Is Duke Nukem a real guy or did Santa Clause fib to me? I'm gonna hold my breath until you answer my question.
-anonymous visitor-
Hey, let me know when you pass out.

Curious as why you would want to use a "Hot Water Heater" to heat water that's already hot?
Dear Me, Hot water needs to be even hotter so you can scald unsuspecting repairmen, no wait, it's to make that cool fog at concerts, uh.. that's not the real reason, it's because water needs to be really hot to sterilize the coffee mugs at Dennys.

Why do they call it emergency planning? If it were planned, it wouldn't be an emergency.
-Another idiot who thinks Toys ARE Us....-
I'm not sure, why is it called "The Central Intelligence Agency?"

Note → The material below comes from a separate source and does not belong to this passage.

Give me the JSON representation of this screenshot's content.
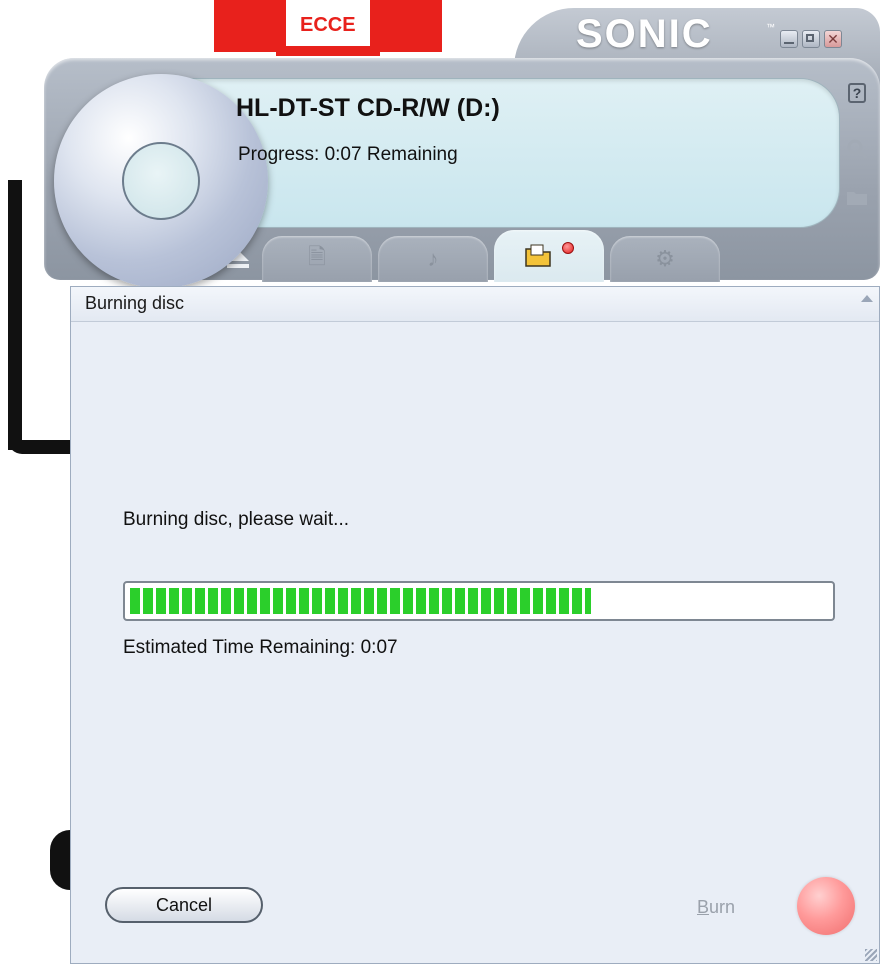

Does anyone else enjoy collecting belly-button lint?
-anonymous visitor-
A favorite hobby of cowboys, belly button lint collecting has a long and rich tradition in the American southwest. The Siacora Indians are famous for using "BBL" (that's the technical term) to create many of the wonderful and useless nick-knacks found at finer gift shops.

Why do they call them buildings. Surely they're built, already?! Hey, everybody else is rehashing old jokes, why shouldn't I?
-Bored in Brunswick-
Basically because rehashing old jokes can lead to more serious behavioral disorders, such as listening to Kiss records or even (gasp) turning your closet into a "Bill Gates Shrine."